Cosset destacó que el documento fue firmado en enero de 2025 en Anenecuilco, como un acto simbólico para honrar los valores históricos de lucha que representa esta tierra. “México ha sido y seguirá siendo respetuoso de la libre autodeterminación de los pueblos, la no intervención y la solución pacífica de controversias”, señaló.

Recordó que estos principios están consagrados en el Artículo 89 de la Constitución y son resultado de un pasado de agresiones e intervenciones extranjeras que obligaron al país a adoptar una postura firme en la defensa de su soberanía. “No permitiremos que la historia se repita. Nuestra independencia no es negociable, y menos aún ante amenazas externas que buscan vulnerar nuestro territorio y nuestras instituciones”, enfatizó.

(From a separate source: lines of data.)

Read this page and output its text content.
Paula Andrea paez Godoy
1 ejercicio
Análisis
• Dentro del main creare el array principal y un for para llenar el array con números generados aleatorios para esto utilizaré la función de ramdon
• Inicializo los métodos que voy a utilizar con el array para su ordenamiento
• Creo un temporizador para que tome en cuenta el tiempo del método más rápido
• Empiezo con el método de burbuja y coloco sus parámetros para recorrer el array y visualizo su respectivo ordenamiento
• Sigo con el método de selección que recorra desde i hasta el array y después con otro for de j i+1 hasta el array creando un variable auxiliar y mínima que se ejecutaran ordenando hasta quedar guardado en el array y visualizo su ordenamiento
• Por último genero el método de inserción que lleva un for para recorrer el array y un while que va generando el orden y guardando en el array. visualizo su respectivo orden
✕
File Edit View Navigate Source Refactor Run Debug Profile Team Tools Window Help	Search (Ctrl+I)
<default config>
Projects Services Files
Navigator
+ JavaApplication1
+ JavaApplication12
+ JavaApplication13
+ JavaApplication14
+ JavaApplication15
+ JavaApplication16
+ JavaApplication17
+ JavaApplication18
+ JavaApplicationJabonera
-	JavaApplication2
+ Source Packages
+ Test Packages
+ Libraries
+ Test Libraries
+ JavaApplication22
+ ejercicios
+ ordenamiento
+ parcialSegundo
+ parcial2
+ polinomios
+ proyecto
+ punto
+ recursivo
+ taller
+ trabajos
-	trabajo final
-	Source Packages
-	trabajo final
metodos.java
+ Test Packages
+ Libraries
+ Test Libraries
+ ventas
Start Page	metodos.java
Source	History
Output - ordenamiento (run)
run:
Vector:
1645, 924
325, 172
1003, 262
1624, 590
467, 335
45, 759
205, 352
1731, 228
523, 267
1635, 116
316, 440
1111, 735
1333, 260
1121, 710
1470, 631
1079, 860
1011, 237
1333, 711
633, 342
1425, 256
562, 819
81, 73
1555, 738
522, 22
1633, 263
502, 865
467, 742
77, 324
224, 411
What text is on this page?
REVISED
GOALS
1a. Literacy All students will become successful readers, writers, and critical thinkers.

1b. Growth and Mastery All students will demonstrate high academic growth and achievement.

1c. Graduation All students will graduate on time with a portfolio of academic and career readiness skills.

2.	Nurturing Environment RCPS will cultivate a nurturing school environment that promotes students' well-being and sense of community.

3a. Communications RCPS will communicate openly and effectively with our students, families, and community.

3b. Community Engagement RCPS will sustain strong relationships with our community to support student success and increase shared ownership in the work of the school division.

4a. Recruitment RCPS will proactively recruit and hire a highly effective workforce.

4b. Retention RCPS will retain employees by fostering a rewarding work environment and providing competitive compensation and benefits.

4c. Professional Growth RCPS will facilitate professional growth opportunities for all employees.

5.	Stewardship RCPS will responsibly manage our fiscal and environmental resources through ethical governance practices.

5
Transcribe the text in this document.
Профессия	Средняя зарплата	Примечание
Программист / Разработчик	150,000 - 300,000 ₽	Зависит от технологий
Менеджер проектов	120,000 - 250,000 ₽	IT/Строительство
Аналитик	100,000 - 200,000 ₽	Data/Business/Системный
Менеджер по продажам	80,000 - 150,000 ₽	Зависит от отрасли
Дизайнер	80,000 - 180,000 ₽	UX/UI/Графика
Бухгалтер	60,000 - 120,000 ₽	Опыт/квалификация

Una condena firme al intervencionismo

El pronunciamiento condenó enérgicamente las recientes declaraciones del gobierno de Estados Unidos que sugieren el posible despliegue de fuerzas militares en territorio mexicano, bajo el argumento de combatir al crimen organizado.

Según el documento, esta acción “sería una clara violación a la soberanía nacional y un acto militar y criminal intervencionista”.

Cosset fue contundente al afirmar que la seguridad interna del país es responsabilidad exclusiva del gobierno mexicano.

“Corresponde únicamente a nuestras autoridades perseguir y sancionar a quienes violen las leyes. México no necesita ni permitirá que fuerzas extranjeras crucen sus fronteras con el pretexto de resolver problemas que deben abordarse desde una perspectiva bilateral y respetuosa”, declaró.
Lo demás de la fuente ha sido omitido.